Art. 761. O Tribunal de Justiça não fornecerá Livros de forma editorial.

Parágrafo único. Os Livros obrigatórios, por determinação do Código de Normas, que não podem ser gerados pelo Sistema Informatizado, deverão ser formados por folhas soltas (A4), em pastas-arquivo, observando-se:

I – a lavratura dos termos de abertura e encerramento, devendo neles constar o nome da Comarca, a designação do Livro, o número sequencial de série e as datas dos termos;

II – a numeração e rubrica das folhas, observando-se o limite de 200 (duzentas) folhas arquivadas, autorizada a extrapolação para que não haja cisão do documento;

III – a encadernação após o encerramento do Livro.

Art. 762. Livros são documentos oficiais cuja formação, escrituração e arquivamento devem ser feitos com extremado zelo.

Art. 763. As Serventias deverão manter atualizados os Livros de Registro Geral de Feitos, Execução Fiscal e Carta Precatória, salvo se já ocorreu a digitalização e inserção no Sistema Projudi de todo o acervo de processos em andamento, hipótese em que as informações deverão ser lançadas e atualizadas diretamente no sistema virtual.

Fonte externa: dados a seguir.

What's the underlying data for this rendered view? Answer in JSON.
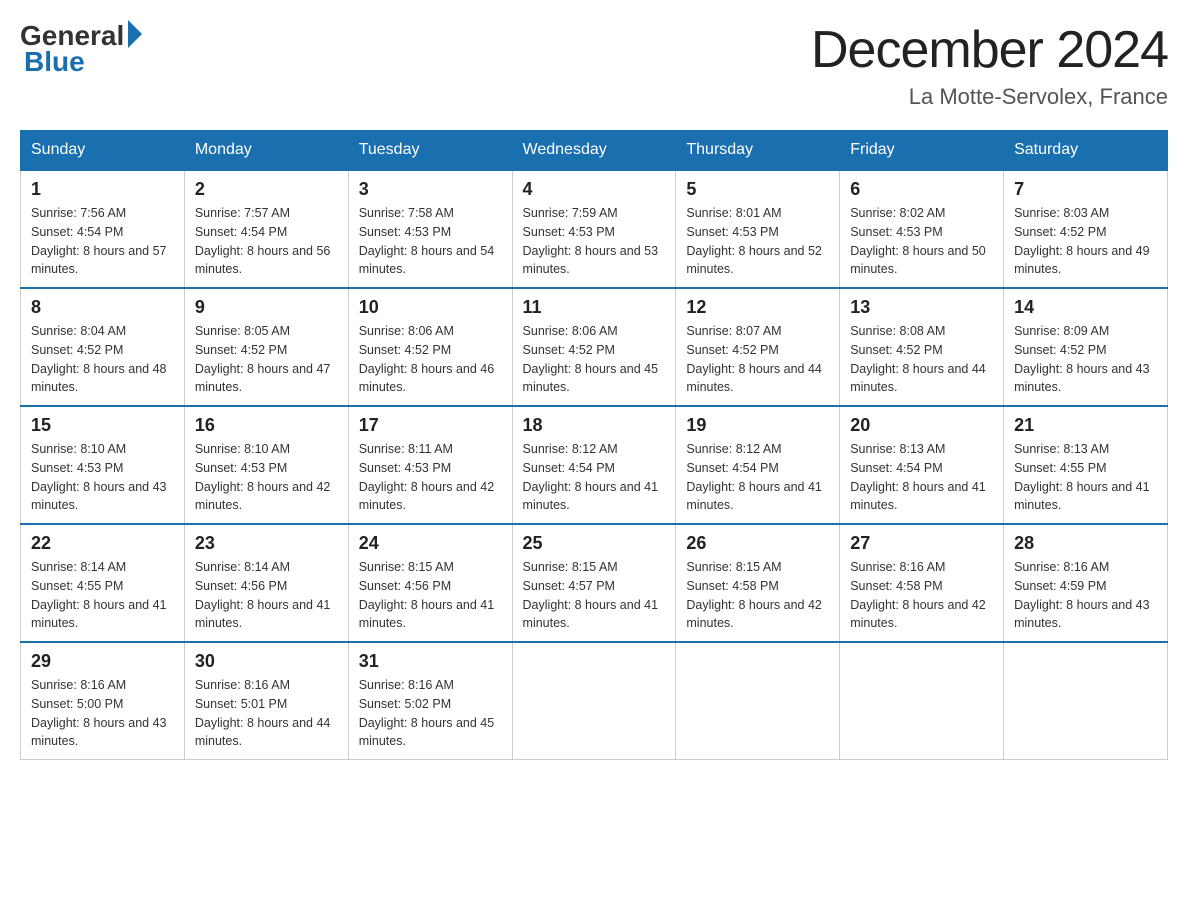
{
  "header": {
    "logo_general": "General",
    "logo_blue": "Blue",
    "month_title": "December 2024",
    "location": "La Motte-Servolex, France"
  },
  "weekdays": [
    "Sunday",
    "Monday",
    "Tuesday",
    "Wednesday",
    "Thursday",
    "Friday",
    "Saturday"
  ],
  "weeks": [
    [
      {
        "day": "1",
        "sunrise": "7:56 AM",
        "sunset": "4:54 PM",
        "daylight": "8 hours and 57 minutes."
      },
      {
        "day": "2",
        "sunrise": "7:57 AM",
        "sunset": "4:54 PM",
        "daylight": "8 hours and 56 minutes."
      },
      {
        "day": "3",
        "sunrise": "7:58 AM",
        "sunset": "4:53 PM",
        "daylight": "8 hours and 54 minutes."
      },
      {
        "day": "4",
        "sunrise": "7:59 AM",
        "sunset": "4:53 PM",
        "daylight": "8 hours and 53 minutes."
      },
      {
        "day": "5",
        "sunrise": "8:01 AM",
        "sunset": "4:53 PM",
        "daylight": "8 hours and 52 minutes."
      },
      {
        "day": "6",
        "sunrise": "8:02 AM",
        "sunset": "4:53 PM",
        "daylight": "8 hours and 50 minutes."
      },
      {
        "day": "7",
        "sunrise": "8:03 AM",
        "sunset": "4:52 PM",
        "daylight": "8 hours and 49 minutes."
      }
    ],
    [
      {
        "day": "8",
        "sunrise": "8:04 AM",
        "sunset": "4:52 PM",
        "daylight": "8 hours and 48 minutes."
      },
      {
        "day": "9",
        "sunrise": "8:05 AM",
        "sunset": "4:52 PM",
        "daylight": "8 hours and 47 minutes."
      },
      {
        "day": "10",
        "sunrise": "8:06 AM",
        "sunset": "4:52 PM",
        "daylight": "8 hours and 46 minutes."
      },
      {
        "day": "11",
        "sunrise": "8:06 AM",
        "sunset": "4:52 PM",
        "daylight": "8 hours and 45 minutes."
      },
      {
        "day": "12",
        "sunrise": "8:07 AM",
        "sunset": "4:52 PM",
        "daylight": "8 hours and 44 minutes."
      },
      {
        "day": "13",
        "sunrise": "8:08 AM",
        "sunset": "4:52 PM",
        "daylight": "8 hours and 44 minutes."
      },
      {
        "day": "14",
        "sunrise": "8:09 AM",
        "sunset": "4:52 PM",
        "daylight": "8 hours and 43 minutes."
      }
    ],
    [
      {
        "day": "15",
        "sunrise": "8:10 AM",
        "sunset": "4:53 PM",
        "daylight": "8 hours and 43 minutes."
      },
      {
        "day": "16",
        "sunrise": "8:10 AM",
        "sunset": "4:53 PM",
        "daylight": "8 hours and 42 minutes."
      },
      {
        "day": "17",
        "sunrise": "8:11 AM",
        "sunset": "4:53 PM",
        "daylight": "8 hours and 42 minutes."
      },
      {
        "day": "18",
        "sunrise": "8:12 AM",
        "sunset": "4:54 PM",
        "daylight": "8 hours and 41 minutes."
      },
      {
        "day": "19",
        "sunrise": "8:12 AM",
        "sunset": "4:54 PM",
        "daylight": "8 hours and 41 minutes."
      },
      {
        "day": "20",
        "sunrise": "8:13 AM",
        "sunset": "4:54 PM",
        "daylight": "8 hours and 41 minutes."
      },
      {
        "day": "21",
        "sunrise": "8:13 AM",
        "sunset": "4:55 PM",
        "daylight": "8 hours and 41 minutes."
      }
    ],
    [
      {
        "day": "22",
        "sunrise": "8:14 AM",
        "sunset": "4:55 PM",
        "daylight": "8 hours and 41 minutes."
      },
      {
        "day": "23",
        "sunrise": "8:14 AM",
        "sunset": "4:56 PM",
        "daylight": "8 hours and 41 minutes."
      },
      {
        "day": "24",
        "sunrise": "8:15 AM",
        "sunset": "4:56 PM",
        "daylight": "8 hours and 41 minutes."
      },
      {
        "day": "25",
        "sunrise": "8:15 AM",
        "sunset": "4:57 PM",
        "daylight": "8 hours and 41 minutes."
      },
      {
        "day": "26",
        "sunrise": "8:15 AM",
        "sunset": "4:58 PM",
        "daylight": "8 hours and 42 minutes."
      },
      {
        "day": "27",
        "sunrise": "8:16 AM",
        "sunset": "4:58 PM",
        "daylight": "8 hours and 42 minutes."
      },
      {
        "day": "28",
        "sunrise": "8:16 AM",
        "sunset": "4:59 PM",
        "daylight": "8 hours and 43 minutes."
      }
    ],
    [
      {
        "day": "29",
        "sunrise": "8:16 AM",
        "sunset": "5:00 PM",
        "daylight": "8 hours and 43 minutes."
      },
      {
        "day": "30",
        "sunrise": "8:16 AM",
        "sunset": "5:01 PM",
        "daylight": "8 hours and 44 minutes."
      },
      {
        "day": "31",
        "sunrise": "8:16 AM",
        "sunset": "5:02 PM",
        "daylight": "8 hours and 45 minutes."
      },
      null,
      null,
      null,
      null
    ]
  ],
  "labels": {
    "sunrise": "Sunrise:",
    "sunset": "Sunset:",
    "daylight": "Daylight:"
  }
}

Art. 764. São obrigatórios, para as Serventias que ainda possuem processos físicos em andamento, os seguintes Livros:

I – Registro de Depósitos;

II - Carga de Autos – Juiz;

III - Carga de Autos - Promotor de Justiça;

IV - Carga de Autos - Advogado;

V - Carga de Autos - Diversas;

VI - Carga de Mandados - Oficiais de Justiça ou Técnicos que exercem essa função.

Art. 765. Após a digitalização integral do acervo de processos físicos em andamento da Serventia, os Livros deverão ser encerrados e armazenados, com zelo, em local adequado.